A pentest is the standard way to evidence the technical controls for vulnerability management and secure development. No auditor can fail you for "not having a pentest" against a named clause, but an auditor can and will raise a nonconformity if you cannot show controls 8.8 and 8.29 are implemented and effective, and a pentest is usually how you show it. So the honest framing: ISO 27001 does not mandate a pentest, but if you marked 8.8 and 8.29 applicable in your SoA (almost everyone does), you have committed to evidencing them, and assumption-based answers do not survive a Stage 2 or surveillance audit.
A penetration test most directly evidences Annex A 8.8 (management of technical vulnerabilities) and 8.29 (security testing in development and acceptance). Knowing the lineage matters because stale numbering signals a stale evidence trail.

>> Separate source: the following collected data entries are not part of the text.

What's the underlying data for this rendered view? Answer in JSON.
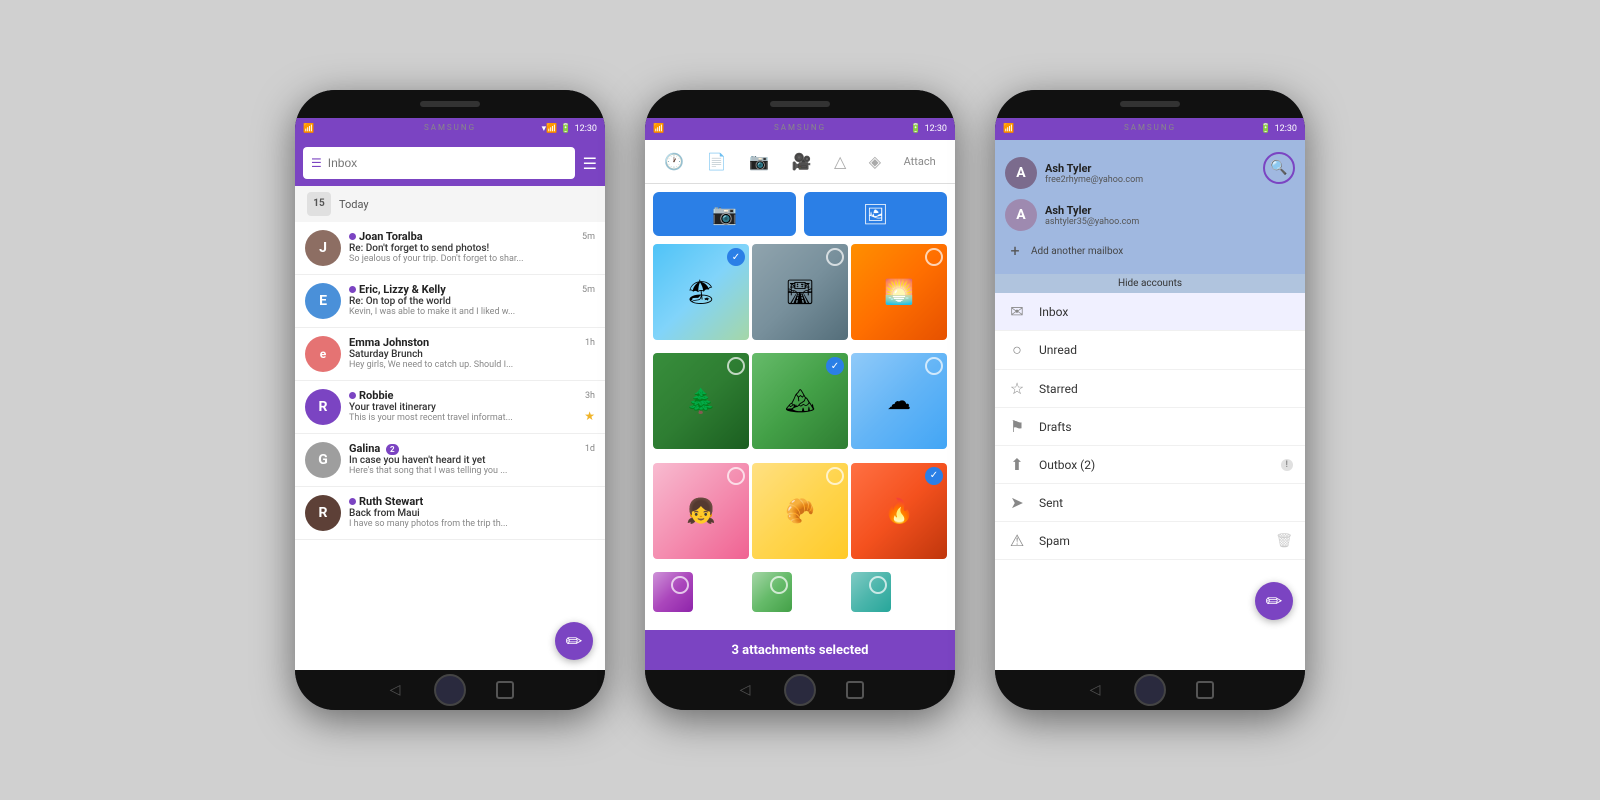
{
  "phones": {
    "phone1": {
      "statusBar": {
        "time": "12:30",
        "brand": "SAMSUNG"
      },
      "toolbar": {
        "searchPlaceholder": "Inbox",
        "listIconLabel": "≡"
      },
      "dateHeader": {
        "day": "15",
        "label": "Today"
      },
      "emails": [
        {
          "sender": "Joan Toralba",
          "subject": "Re: Don't forget to send photos!",
          "preview": "So jealous of your trip. Don't forget to shar...",
          "time": "5m",
          "unread": true,
          "avatarColor": "#8d6e63",
          "avatarInitial": "J"
        },
        {
          "sender": "Eric, Lizzy & Kelly",
          "subject": "Re: On top of the world",
          "preview": "Kevin, I was able to make it and I liked w...",
          "time": "5m",
          "unread": true,
          "avatarColor": "#4a90d9",
          "avatarInitial": "E"
        },
        {
          "sender": "Emma Johnston",
          "subject": "Saturday Brunch",
          "preview": "Hey girls, We need to catch up. Should I...",
          "time": "1h",
          "unread": false,
          "avatarColor": "#e57373",
          "avatarInitial": "e"
        },
        {
          "sender": "Robbie",
          "subject": "Your travel itinerary",
          "preview": "This is your most recent travel informat...",
          "time": "3h",
          "unread": true,
          "avatarColor": "#7b44c2",
          "avatarInitial": "R",
          "starred": true
        },
        {
          "sender": "Galina",
          "subject": "In case you haven't heard it yet",
          "preview": "Here's that song that I was telling you ...",
          "time": "1d",
          "unread": false,
          "avatarColor": "#9e9e9e",
          "avatarInitial": "G",
          "badge": 2
        },
        {
          "sender": "Ruth Stewart",
          "subject": "Back from Maui",
          "preview": "I have so many photos from the trip th...",
          "time": "",
          "unread": true,
          "avatarColor": "#5d4037",
          "avatarInitial": "R"
        }
      ]
    },
    "phone2": {
      "statusBar": {
        "time": "12:30",
        "brand": "SAMSUNG"
      },
      "attachLabel": "Attach",
      "attachmentsSelectedText": "3 attachments selected",
      "photos": [
        {
          "type": "beach",
          "selected": true
        },
        {
          "type": "road",
          "selected": false
        },
        {
          "type": "sunset",
          "selected": false
        },
        {
          "type": "forest",
          "selected": false
        },
        {
          "type": "green",
          "selected": true
        },
        {
          "type": "sky",
          "selected": false
        },
        {
          "type": "girl",
          "selected": false
        },
        {
          "type": "food",
          "selected": false
        },
        {
          "type": "fire",
          "selected": true
        },
        {
          "type": "partial1",
          "selected": false
        },
        {
          "type": "partial2",
          "selected": false
        },
        {
          "type": "partial3",
          "selected": false
        }
      ]
    },
    "phone3": {
      "statusBar": {
        "time": "12:30",
        "brand": "SAMSUNG"
      },
      "accounts": [
        {
          "name": "Ash Tyler",
          "email": "free2rhyme@yahoo.com"
        },
        {
          "name": "Ash Tyler",
          "email": "ashtyler35@yahoo.com"
        }
      ],
      "addAccountLabel": "Add another mailbox",
      "hideAccountsLabel": "Hide accounts",
      "navItems": [
        {
          "icon": "✉",
          "label": "Inbox",
          "active": true
        },
        {
          "icon": "○",
          "label": "Unread",
          "active": false
        },
        {
          "icon": "☆",
          "label": "Starred",
          "active": false
        },
        {
          "icon": "⚑",
          "label": "Drafts",
          "active": false
        },
        {
          "icon": "⬆",
          "label": "Outbox (2)",
          "active": false,
          "badge": "!"
        },
        {
          "icon": "➤",
          "label": "Sent",
          "active": false
        },
        {
          "icon": "⚠",
          "label": "Spam",
          "active": false,
          "trash": true
        }
      ]
    }
  }
}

The 2022 revision reorganized Annex A from 114 controls in 14 domains down to 93 controls in 4 themes and introduced 11 new controls. Auditors notice when a report still cites the 2013 12.6.1 numbering: it suggests the evidence was not refreshed for the new version, even when the testing itself was sound. The cleanest reports tag each finding to the control it evidences. For what a defensible report contains, see the elements covered in the major testing standards.

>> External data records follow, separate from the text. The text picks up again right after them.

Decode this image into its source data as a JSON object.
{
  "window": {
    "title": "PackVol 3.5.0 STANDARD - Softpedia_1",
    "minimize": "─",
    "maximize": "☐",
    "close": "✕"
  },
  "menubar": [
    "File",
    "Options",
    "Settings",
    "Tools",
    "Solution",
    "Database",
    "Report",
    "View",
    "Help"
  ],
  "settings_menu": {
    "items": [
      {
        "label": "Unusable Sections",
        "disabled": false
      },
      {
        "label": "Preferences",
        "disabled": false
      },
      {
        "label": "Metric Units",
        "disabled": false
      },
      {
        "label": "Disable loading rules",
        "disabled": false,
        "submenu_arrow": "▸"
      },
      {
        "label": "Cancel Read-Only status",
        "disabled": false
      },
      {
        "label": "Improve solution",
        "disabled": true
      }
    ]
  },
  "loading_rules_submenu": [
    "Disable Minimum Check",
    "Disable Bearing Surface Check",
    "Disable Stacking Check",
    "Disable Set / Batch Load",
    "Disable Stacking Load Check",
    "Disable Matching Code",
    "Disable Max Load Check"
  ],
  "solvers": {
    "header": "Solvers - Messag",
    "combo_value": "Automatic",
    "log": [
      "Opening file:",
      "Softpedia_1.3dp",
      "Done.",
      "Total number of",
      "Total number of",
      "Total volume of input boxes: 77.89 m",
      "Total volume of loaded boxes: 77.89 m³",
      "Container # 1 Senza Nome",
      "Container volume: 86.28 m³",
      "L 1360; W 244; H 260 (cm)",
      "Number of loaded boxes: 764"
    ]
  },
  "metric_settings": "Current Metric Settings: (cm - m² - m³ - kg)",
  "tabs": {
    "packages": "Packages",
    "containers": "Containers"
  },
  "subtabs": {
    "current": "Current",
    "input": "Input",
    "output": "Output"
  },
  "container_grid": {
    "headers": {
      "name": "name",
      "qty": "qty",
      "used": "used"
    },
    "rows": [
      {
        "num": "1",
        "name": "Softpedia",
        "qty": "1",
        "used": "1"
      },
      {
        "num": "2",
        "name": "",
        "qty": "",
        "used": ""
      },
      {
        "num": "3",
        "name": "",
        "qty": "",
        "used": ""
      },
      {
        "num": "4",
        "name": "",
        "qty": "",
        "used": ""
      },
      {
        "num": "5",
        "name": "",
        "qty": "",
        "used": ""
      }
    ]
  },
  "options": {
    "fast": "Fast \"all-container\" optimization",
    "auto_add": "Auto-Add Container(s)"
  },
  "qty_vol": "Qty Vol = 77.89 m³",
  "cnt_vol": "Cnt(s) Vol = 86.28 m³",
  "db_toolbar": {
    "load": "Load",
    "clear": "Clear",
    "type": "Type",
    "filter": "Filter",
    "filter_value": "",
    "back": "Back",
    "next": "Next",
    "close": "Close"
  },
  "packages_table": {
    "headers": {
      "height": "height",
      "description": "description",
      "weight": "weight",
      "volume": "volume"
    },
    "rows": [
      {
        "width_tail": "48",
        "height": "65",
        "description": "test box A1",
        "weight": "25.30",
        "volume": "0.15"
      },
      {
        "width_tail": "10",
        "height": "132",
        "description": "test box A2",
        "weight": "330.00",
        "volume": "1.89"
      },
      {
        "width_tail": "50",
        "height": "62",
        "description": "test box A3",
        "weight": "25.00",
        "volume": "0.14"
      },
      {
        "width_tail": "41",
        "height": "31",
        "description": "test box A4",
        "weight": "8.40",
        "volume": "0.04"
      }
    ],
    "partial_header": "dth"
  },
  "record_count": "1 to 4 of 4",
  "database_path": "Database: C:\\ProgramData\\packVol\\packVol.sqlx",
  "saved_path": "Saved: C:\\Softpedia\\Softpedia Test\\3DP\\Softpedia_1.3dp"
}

If your certificate or your testing evidence still references the 2013 control numbers, you are behind. The transition period for organizations certified against ISO 27001:2013 ended on 31 October 2025. After that date, certificates map to ISO 27001:2022, and your evidence should too.
Practically, that means three things. Update your Statement of Applicability and control mappings so your pentest report references 8.8 and 8.29, not the retired 12.6.1. Confirm your risk treatment plan and risk register use the 2022 control identifiers. And make sure the 11 new 2022 controls you marked applicable, particularly 5.7 threat intelligence, 8.16 monitoring activities, 8.23 web filtering, and 8.28 secure coding, have evidence behind them, several of which a pentest can help supply. The substance of the testing requirement did not weaken in 2022; it was renumbered and consolidated. An auditor cares that the paper trail caught up.

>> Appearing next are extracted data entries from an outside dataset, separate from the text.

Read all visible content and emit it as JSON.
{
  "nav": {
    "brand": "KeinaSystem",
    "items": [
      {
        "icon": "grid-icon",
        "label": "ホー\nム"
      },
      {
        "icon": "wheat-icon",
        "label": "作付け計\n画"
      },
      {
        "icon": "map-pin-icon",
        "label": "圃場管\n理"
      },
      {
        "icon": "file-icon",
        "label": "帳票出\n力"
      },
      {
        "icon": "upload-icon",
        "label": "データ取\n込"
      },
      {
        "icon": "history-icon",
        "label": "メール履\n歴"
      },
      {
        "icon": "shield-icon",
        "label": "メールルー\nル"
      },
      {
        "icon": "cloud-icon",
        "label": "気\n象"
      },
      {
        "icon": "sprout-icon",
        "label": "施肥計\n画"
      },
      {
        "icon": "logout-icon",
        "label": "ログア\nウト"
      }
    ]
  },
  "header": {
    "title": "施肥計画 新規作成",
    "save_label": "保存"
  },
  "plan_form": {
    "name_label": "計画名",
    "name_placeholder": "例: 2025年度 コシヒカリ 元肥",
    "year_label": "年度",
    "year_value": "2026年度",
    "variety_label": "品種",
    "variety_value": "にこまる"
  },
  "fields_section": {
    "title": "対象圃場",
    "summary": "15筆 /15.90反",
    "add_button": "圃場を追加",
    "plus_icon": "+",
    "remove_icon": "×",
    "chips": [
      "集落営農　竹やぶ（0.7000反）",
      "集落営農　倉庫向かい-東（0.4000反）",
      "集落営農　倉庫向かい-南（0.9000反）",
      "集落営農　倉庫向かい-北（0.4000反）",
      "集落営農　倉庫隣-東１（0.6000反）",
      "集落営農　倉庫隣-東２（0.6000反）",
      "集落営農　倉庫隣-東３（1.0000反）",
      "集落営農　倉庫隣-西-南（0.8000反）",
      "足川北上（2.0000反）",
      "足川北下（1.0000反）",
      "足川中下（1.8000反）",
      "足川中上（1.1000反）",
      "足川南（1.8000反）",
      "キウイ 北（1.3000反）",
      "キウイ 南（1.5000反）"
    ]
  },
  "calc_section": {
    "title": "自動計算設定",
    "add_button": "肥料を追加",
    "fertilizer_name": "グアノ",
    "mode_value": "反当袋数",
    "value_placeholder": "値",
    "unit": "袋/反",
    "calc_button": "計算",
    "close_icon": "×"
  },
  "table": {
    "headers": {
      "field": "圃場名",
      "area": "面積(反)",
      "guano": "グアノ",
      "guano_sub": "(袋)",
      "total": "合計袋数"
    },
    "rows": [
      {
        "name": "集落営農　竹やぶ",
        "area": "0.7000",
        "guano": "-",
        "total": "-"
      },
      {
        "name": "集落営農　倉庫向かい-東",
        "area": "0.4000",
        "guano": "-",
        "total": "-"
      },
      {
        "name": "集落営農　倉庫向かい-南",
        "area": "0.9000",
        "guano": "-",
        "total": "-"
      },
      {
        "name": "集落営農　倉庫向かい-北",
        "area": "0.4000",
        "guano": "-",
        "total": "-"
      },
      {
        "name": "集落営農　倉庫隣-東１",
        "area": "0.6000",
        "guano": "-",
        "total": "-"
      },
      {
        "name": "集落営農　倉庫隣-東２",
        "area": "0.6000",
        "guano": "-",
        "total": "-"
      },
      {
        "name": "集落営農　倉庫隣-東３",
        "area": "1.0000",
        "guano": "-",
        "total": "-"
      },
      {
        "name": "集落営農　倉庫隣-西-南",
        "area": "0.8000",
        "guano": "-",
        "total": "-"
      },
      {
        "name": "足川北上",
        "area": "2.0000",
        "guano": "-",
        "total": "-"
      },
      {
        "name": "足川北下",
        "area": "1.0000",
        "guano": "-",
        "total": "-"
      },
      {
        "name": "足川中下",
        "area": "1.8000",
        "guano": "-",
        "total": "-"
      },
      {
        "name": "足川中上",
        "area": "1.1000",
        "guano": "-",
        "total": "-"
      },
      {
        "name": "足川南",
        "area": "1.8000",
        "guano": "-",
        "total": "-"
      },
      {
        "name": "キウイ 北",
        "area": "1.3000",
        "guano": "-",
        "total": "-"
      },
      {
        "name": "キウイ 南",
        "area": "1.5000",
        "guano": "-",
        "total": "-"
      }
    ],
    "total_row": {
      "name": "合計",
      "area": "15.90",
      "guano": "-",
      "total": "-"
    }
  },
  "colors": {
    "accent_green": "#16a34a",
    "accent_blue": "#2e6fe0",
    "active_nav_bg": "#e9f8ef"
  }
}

Scope follows your ISMS boundary, the same boundary in your scope statement and risk assessment. For a typical SaaS company that boundary spans three layers most teams test unevenly: the running product, the cloud account beneath it, and the pipeline that builds and ships it. 8.29 specifically pulls the pipeline in.
Map the boundary to assets and to the controls each asset evidences, then keep that mapping as your evidence index:
ISMS scope + control evidence index (SaaS / AWS / CI-CD)
ASSET IN/OUT EVIDENCES
app.product.io (prod web) IN A.8.8, A.8.29
api.product.io (REST/GraphQL) IN A.8.8, A.8.29
AWS prod account (VPC/IAM/S3) IN A.8.8, A.8.9 (config)
GitHub Actions CI/CD IN A.8.29, A.8.28 (secure coding)
-> SAST/dep-scan gate A.8.8 (known-vuln libs)
staging env (prod-like) IN A.8.29 (pre-acceptance)
corp finance system OUT outside ISMS scope stmt
RETIRED REF: do NOT cite A.12.6.1 (2013) -> now A.8.8The CI/CD line is the one teams underweight. 8.29 wants security testing before acceptance into production, so a pipeline gate (dependency scanning, SAST, and a security test stage) is itself control evidence, not just engineering hygiene. The corporate finance system is out because your scope statement places it outside the ISMS, not because it is unimportant. For the cloud layer, our AWS penetration testing guide and cloud security posture checklist cover what "in scope" actually means at the IAM and config level.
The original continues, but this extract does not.